There is a 1570 portrait of Fra Vincenzo Anastagi by El Greco now housed in the Frick Collection in New York City. At first glance, the subject doesn’t appear all that remarkable. He is wearing dark green, inflated pantaloons typical of the period presumably to showcase fine legs; we can only judge his calves, which appear overdeveloped and befitting a soldier. His helmet rests behind him, his arms and chest are protected by a black cuirass, and a sword hangs from the sash across his right shoulder and breast. He has prominent fleshy ears, a sharp nose, and a heavy close-cut beard. His hairline is receding, his temples are touched by gray, lines mark the corners of his eyes, and his head appears a trifle small for such large hands and legs. This is a man who has seen a lot, a steady man, watchful and intelligent, perhaps tending slightly toward melancholy.
Anastagi was born in 1531 and was inducted into the Order in 1563 at age thirty-two—relatively late in life. His early years are not recorded, but there is the note in his application referring to him as “an expert in military matters for many years and consequently of great utility to the Order.”10 Where exactly he might have come by this expertise and over what period of years is not given, but he clearly was a skilled, brave, and resourceful soldier, and gifted in the art of cavalry raiding.
A large part of his job was as an intelligence officer. This was not limited to interrogating prisoners. Mdina was the transit point for letters between the grand master and Don Garcia. One such message arrived at a time when communications into Birgu were impossible. Seven couriers failed to get the note to Valette, and none volunteered to be the eighth. Unable to forward the message and suspecting its importance, Anastagi set about decoding the cipher. It took him sixteen hours, but he succeeded—it was a message from Don Garcia that he was sending three ships to enter Grand Harbor by night and that Valette was to set up signal lights
warning them off in case of danger. The Ottomans had in fact blocked off the harbor with ten ships, and so Anastagi undertook to ride out several nights running and light the signals when needed, and in so doing saved the ships from potential catastrophe.
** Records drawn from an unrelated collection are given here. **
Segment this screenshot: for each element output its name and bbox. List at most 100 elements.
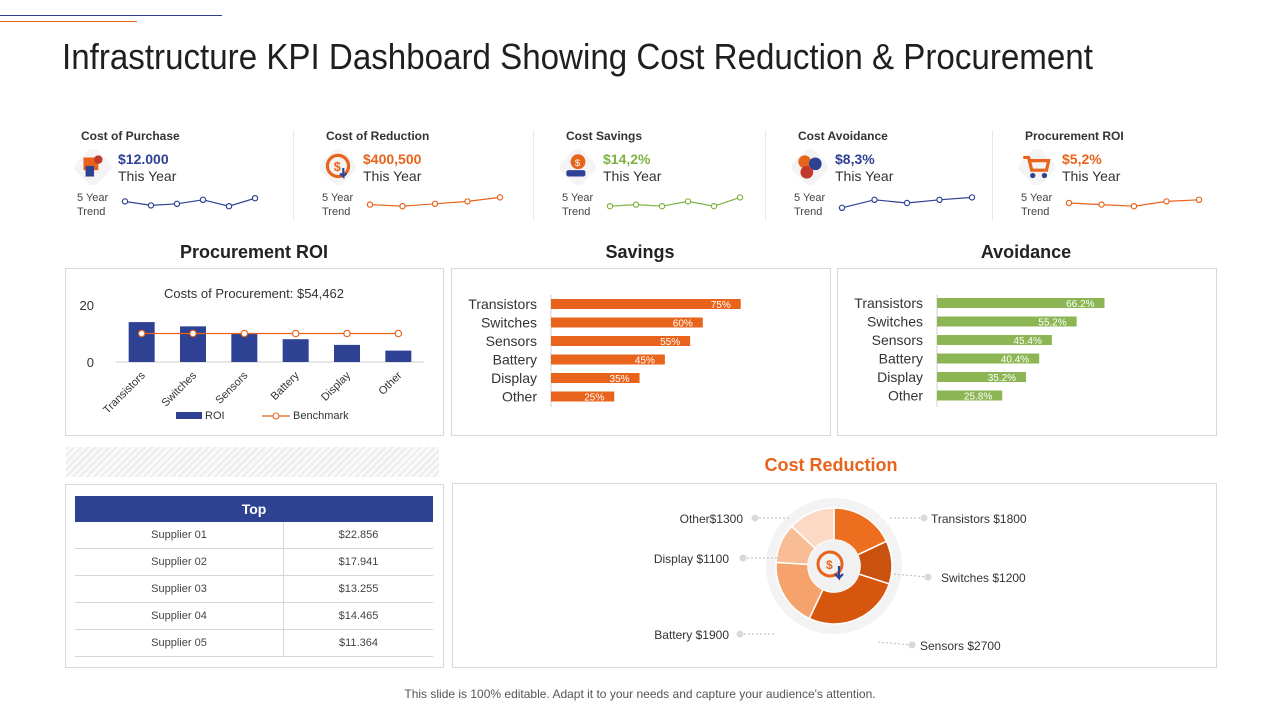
supplier-name: Supplier 05 xyxy=(75,629,284,657)
sparkline-point xyxy=(1098,201,1105,208)
sparkline-point xyxy=(173,200,181,208)
roi-bar xyxy=(282,339,309,362)
kpi-card-2: Cost of Reduction $ $400,500 This Year 5… xyxy=(320,125,526,225)
kpi-trend-line2: Trend xyxy=(77,206,106,218)
supplier-value: $13.255 xyxy=(283,575,433,603)
value-bar xyxy=(551,336,691,346)
sparkline-point xyxy=(496,194,504,201)
label-leader xyxy=(876,641,913,646)
y-tick-label: 0 xyxy=(87,355,94,370)
kpi-trend-line2: Trend xyxy=(322,206,351,218)
kpi-sparkline xyxy=(606,194,744,210)
label-dot xyxy=(920,514,928,522)
roi-bar xyxy=(385,350,412,362)
data-label: 35% xyxy=(610,374,630,385)
kpi-period: This Year xyxy=(363,168,422,184)
kpi-value: $8,3% xyxy=(835,151,875,167)
kpi-card-3: Cost Savings $ $14,2% This Year 5 Year T… xyxy=(560,125,766,225)
data-label: 66.2% xyxy=(1066,299,1094,310)
top-suppliers-table: Top Supplier 01 $22.856 Supplier 02 $17.941… xyxy=(75,496,433,657)
category-label: Battery xyxy=(879,351,923,367)
sparkline-point xyxy=(1163,198,1170,205)
kpi-sparkline xyxy=(366,194,504,210)
category-label: Transistors xyxy=(468,296,537,312)
cost-reduction-panel: $ Transistors $1800 Switches $1200 Sensors … xyxy=(452,483,1217,668)
slice-label: Transistors $1800 xyxy=(931,512,1027,526)
kpi-label: Cost of Reduction xyxy=(326,129,430,143)
supplier-value: $22.856 xyxy=(283,522,433,549)
supplier-value: $14.465 xyxy=(283,602,433,630)
sparkline-point xyxy=(1065,199,1073,207)
kpi-value: $400,500 xyxy=(363,151,422,167)
supplier-name: Supplier 03 xyxy=(75,575,284,603)
cost-reduction-icon xyxy=(816,550,844,578)
section-title-savings: Savings xyxy=(605,242,675,262)
data-label: 35.2% xyxy=(988,373,1016,384)
value-bar xyxy=(551,354,665,365)
sparkline-point xyxy=(710,203,718,210)
sparkline-point xyxy=(147,202,155,209)
benchmark-point xyxy=(343,329,351,338)
slice-label: Switches $1200 xyxy=(941,571,1026,585)
label-dot xyxy=(924,573,932,581)
x-tick-label: Other xyxy=(377,369,405,397)
kpi-period: This Year xyxy=(603,168,662,184)
kpi-separator xyxy=(533,130,534,220)
x-tick-label: Battery xyxy=(269,369,302,402)
kpi-value: $5,2% xyxy=(1062,151,1102,167)
sparkline-point xyxy=(606,203,614,210)
data-label: 45% xyxy=(635,356,655,367)
value-bar xyxy=(551,317,703,328)
section-title-cost-reduction: Cost Reduction xyxy=(764,455,898,475)
data-label: 75% xyxy=(711,300,731,311)
cost-reduction-chart: $ Transistors $1800 Switches $1200 Sensors … xyxy=(654,498,1027,653)
avoidance-icon xyxy=(792,149,828,185)
avoidance-panel: Transistors 66.2% Switches 55.2% Sensors 45.4… xyxy=(837,268,1217,436)
legend-benchmark-marker xyxy=(272,412,280,420)
purchase-icon xyxy=(75,149,111,185)
value-bar xyxy=(551,299,741,309)
category-label: Other xyxy=(888,388,923,404)
category-label: Other xyxy=(502,389,537,405)
sparkline-point xyxy=(251,194,259,202)
down-arrow-icon xyxy=(834,566,844,581)
sparkline-point xyxy=(838,204,846,211)
sparkline-point xyxy=(225,203,233,210)
kpi-separator xyxy=(992,130,993,220)
sparkline-point xyxy=(366,201,374,208)
kpi-sparkline xyxy=(121,194,259,210)
sparkline-point xyxy=(464,198,471,205)
kpi-separator xyxy=(765,130,766,220)
sparkline-point xyxy=(684,198,692,205)
supplier-name: Supplier 02 xyxy=(75,548,284,576)
slice-label: Other$1300 xyxy=(680,512,744,526)
kpi-label: Procurement ROI xyxy=(1025,129,1124,143)
kpi-trend-label: 5 Year Trend xyxy=(1021,191,1061,219)
supplier-value: $11.364 xyxy=(283,629,433,657)
kpi-label: Cost Savings xyxy=(566,129,643,143)
value-bar xyxy=(937,298,1105,308)
kpi-sparkline xyxy=(1065,196,1203,210)
x-tick-label: Transistors xyxy=(101,369,148,416)
sparkline-point xyxy=(431,200,439,208)
label-dot xyxy=(736,630,744,638)
kpi-value: $12.000 xyxy=(118,151,169,167)
sparkline-point xyxy=(199,196,207,204)
sparkline-point xyxy=(871,196,878,204)
value-bar xyxy=(937,372,1027,382)
kpi-trend-line2: Trend xyxy=(794,206,823,218)
dollar-glyph: $ xyxy=(826,558,833,572)
cart-icon xyxy=(1019,149,1055,185)
supplier-value: $17.941 xyxy=(283,548,433,576)
section-title-procurement-roi: Procurement ROI xyxy=(179,242,329,262)
data-label: 45.4% xyxy=(1014,336,1042,347)
data-label: 55% xyxy=(660,337,680,348)
legend-roi-swatch xyxy=(176,412,202,419)
svg-text:$: $ xyxy=(575,158,581,169)
value-bar xyxy=(551,373,640,383)
category-label: Display xyxy=(877,369,923,385)
data-label: 55.2% xyxy=(1038,318,1066,329)
sparkline-point xyxy=(736,194,744,201)
value-bar xyxy=(937,316,1077,327)
value-bar xyxy=(937,335,1052,345)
Anastagi believed that there would be a large attack in early August. He lacked only a date. From the final night of July and the eight nights following, he gathered his horsemen and led them out as close as he could to the Marsa. There was a depression about a mile from the Ottoman camp where even a squadron of horse could be hidden. They came, they waited, and when nothing significant happened, they returned to Mdina, only to repeat the process the following night. So it continued until August 7 when the assault finally came. The all-too-familiar sound of battle carried from St. Michael as Janissaries and spahis and corsairs fell against the wall, scrambling upward in their desperate attempt to take the city. Anastagi waited among his men, their restless horses pawing the ground, everyone painfully aware of the battle raging just a short ride away. All the while, their commander stood listening, waiting, gauging by some unknown personal calculus exactly when he should act.
At the wall of St. Michael, the Ottoman armies continued to lose men, but so did the defenders. Wave followed wave, and Mustapha showed no sign of letting up. He felt sure, with apparently good reason, that this was to be the final battle. Halfhearted measures would not do. Mustapha was at the full flush of battle, the high point of his entire career. His enemy was palpably fading, his men, crawling over the bodies of their comrades, were just moments short of victory.